Galassi Paluzzi trovò giustificate le osservazioni del collaboratore e ne trasmise il contenuto a Siciliani. L’autore accettò sì di attenuare i toni [51]
, ma non volle rinunciare alla nozione – storicamente inattaccabile – di «tradimento», perché nel finale della sua relazione sosteneva la necessità «nelle guerre coloniali» di «individuare bene il capo» e «colpirlo all’inizio inesorabilmente» facendo ricorso ad ogni mezzo possibile. Se i Romani avessero preso subito in considerazione l’idea del tradimento, la guerra giugurtina non sarebbe durata così a lungo né avrebbe a tal punto corroso la struttura politica repubblicana. Allo stesso modo avrebbero
{p. 171}dovuto comportarsi gli Italiani. A dire di Siciliani, infatti, la Cirenaica moderna non sarebbe stata sottomessa con tanta difficoltà se «la pattuglia che catturò Omar al Mukhtar nel 1931, avesse avuto la ventura di incontrarlo qualche anno prima». La guerra antica serviva così a presentare come necessaria la poco civile impiccagione del capo senussita e a riflettere sugli errori strategici commessi dagli Italiani, che avrebbero dovuto fare immediato ricorso anche a mezzi disdicevoli, pur di eliminare al più presto il comandante dei ribelli e concludere rapidamente la guerra libica.
Note
[41] Caio Sallustio Crispo, La guerra giugurtina, trad. it. a cura di E. Giovannetti, pref. del Maresciallo P. Badoglio, note introduttive del Gen. A. Baldini, Firenze, Le Monnier, 1932.

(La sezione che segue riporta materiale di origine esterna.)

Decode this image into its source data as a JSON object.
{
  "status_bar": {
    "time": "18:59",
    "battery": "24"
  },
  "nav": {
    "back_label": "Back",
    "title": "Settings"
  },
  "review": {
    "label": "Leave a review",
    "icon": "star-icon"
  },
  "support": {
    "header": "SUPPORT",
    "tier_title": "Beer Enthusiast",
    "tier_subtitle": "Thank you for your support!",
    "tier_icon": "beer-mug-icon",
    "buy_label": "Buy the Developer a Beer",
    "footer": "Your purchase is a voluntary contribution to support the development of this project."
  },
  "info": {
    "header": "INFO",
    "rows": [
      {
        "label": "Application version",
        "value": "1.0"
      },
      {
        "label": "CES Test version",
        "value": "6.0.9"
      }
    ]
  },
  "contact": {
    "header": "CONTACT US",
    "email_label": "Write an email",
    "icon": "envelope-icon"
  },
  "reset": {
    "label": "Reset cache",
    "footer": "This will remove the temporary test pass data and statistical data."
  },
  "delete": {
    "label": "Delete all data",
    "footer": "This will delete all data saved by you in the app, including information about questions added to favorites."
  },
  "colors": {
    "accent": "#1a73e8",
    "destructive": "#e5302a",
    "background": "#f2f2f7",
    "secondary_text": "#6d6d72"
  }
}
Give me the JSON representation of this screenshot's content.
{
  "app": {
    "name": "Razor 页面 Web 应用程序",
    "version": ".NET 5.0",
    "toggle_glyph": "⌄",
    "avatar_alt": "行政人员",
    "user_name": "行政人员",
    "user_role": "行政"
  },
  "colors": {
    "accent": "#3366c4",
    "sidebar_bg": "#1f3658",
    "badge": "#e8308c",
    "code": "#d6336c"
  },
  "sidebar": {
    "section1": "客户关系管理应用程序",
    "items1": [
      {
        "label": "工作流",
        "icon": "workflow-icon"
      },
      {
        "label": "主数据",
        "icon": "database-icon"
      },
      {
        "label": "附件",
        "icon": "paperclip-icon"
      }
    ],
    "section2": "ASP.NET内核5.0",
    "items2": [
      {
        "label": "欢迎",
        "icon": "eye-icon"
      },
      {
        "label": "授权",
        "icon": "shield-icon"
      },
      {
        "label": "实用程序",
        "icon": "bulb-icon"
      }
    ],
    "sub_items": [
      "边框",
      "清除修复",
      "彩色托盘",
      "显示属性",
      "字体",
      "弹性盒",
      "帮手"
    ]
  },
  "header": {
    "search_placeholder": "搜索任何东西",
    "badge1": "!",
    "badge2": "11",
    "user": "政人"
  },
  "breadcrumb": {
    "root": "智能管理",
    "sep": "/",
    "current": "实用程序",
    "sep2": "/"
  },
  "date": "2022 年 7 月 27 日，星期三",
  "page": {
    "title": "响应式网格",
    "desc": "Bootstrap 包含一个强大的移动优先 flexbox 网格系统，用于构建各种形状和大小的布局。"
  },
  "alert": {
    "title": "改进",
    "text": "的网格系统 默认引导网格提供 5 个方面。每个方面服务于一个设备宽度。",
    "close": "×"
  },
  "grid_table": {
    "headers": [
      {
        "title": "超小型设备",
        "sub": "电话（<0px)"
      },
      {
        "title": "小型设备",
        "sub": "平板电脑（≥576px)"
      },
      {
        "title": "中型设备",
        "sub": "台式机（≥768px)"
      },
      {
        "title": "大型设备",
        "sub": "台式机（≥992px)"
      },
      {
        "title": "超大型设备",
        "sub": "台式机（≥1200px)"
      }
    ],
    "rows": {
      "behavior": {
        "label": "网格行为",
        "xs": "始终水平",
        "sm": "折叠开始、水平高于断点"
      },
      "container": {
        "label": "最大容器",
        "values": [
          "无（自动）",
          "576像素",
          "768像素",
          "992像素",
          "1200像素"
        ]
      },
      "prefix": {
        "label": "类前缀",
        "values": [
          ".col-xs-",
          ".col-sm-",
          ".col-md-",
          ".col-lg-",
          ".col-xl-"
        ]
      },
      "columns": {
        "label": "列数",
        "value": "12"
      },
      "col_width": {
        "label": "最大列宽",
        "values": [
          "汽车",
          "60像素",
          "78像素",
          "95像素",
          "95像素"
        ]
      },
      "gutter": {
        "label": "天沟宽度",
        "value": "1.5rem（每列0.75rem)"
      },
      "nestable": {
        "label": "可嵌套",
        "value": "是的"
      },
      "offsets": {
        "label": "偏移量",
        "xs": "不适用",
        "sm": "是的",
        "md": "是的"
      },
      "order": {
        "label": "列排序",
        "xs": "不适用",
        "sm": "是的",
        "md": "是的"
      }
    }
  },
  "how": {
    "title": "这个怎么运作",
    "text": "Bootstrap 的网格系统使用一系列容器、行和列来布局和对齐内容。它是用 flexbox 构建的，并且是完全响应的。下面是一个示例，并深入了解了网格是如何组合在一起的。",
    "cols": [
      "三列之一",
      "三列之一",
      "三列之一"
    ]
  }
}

[42] AINSR, Corsi, b. 79, f. 54, cart. 1937-38 Africa Romana, De Bono (20 gennaio 1936). Seppur non collocati nel fascicolo relativo alle conferenze sull’Africa romana, è in tale quadro che si devono valutare questi documenti, vista la data e il fatto che nell’angolo superiore del foglio in cui è trascritta la risposta di Galassi Paluzzi si legge: «Corsi 1936 / Africa Romana / De Bono».
[43] AINSR, Sezioni, b. 144, f. 27, Graziani (12 marzo 1937).
[44] AINSR, Sezioni, b. 144, f. 28, Balbo (22 settembre 1936; 29 ottobre 1936).
[45] AINSR, Sezioni, b. 144, f. 27, sf. Sezione di Addis Abeba / I – Fondazione e norme programmatiche / 1 – Preliminari, cart. Bottai (aprile 1936 e 8 maggio 1936).
[46] B. Pace, Tembien. Note di un legionario della «28 ottobre», Napoli, Ricciardi, 1936.
[47] Su di lui, cfr. da ultimo P. Giammellaro, Biagio Pace, in G. Brands e M. Maischberger (a cura di), Lebensbilder. Klassische Archäologe und Nationalsozialismus, Rahden, Leidorf, 2016, pp. 237-250.
[48] Cfr. APCD, 13 marzo 1925; 26 marzo 1925; 30 marzo 1927; 5 dicembre 1928; 8 aprile 1932. Notevole è poi la sua relazione al primo convegno nazionale per gli studi di politica estera (Gli interessi dell’Italia nel Mediterraneo orientale, Milano, ISPI, 1936).
[49] Così nel biglietto di invito per la conferenza conservato in AINSR, Corsi, b. 36, cart. Pace.
[50] Cfr. «Rassegna», maggio 1936 (con testo dei discorsi di Galassi Paluzzi e Pace e una fotografia dell’evento). Pace non volle invece che fosse pubblicata la parte scientifica della sua conferenza dicendo che del tema aveva già trattato in diverse occasioni; cfr. e.g. Relazione preliminare dei lavori della Missione di Archeologia e Paleoantropologia nel Fezzàn, in «Bollettino dell’Ufficio Studi del Governo della Tripolitania», 5-6, 1933-1934, pp. 83-90; Roma nel Sahara, in «Nuova antologia», 373, 1934, pp. 374-385; Storia antica, in Il Sahara italiano, vol. I: Fezzàn e Oasi di Gat, Roma, SGI, XV [1937], pp. 275-300.
[51] AINSR, Pubblicazioni, b. 58, f. 7 (Africa Romana / I vol. / Autori), cart. Siciliani (7 ottobre 1935).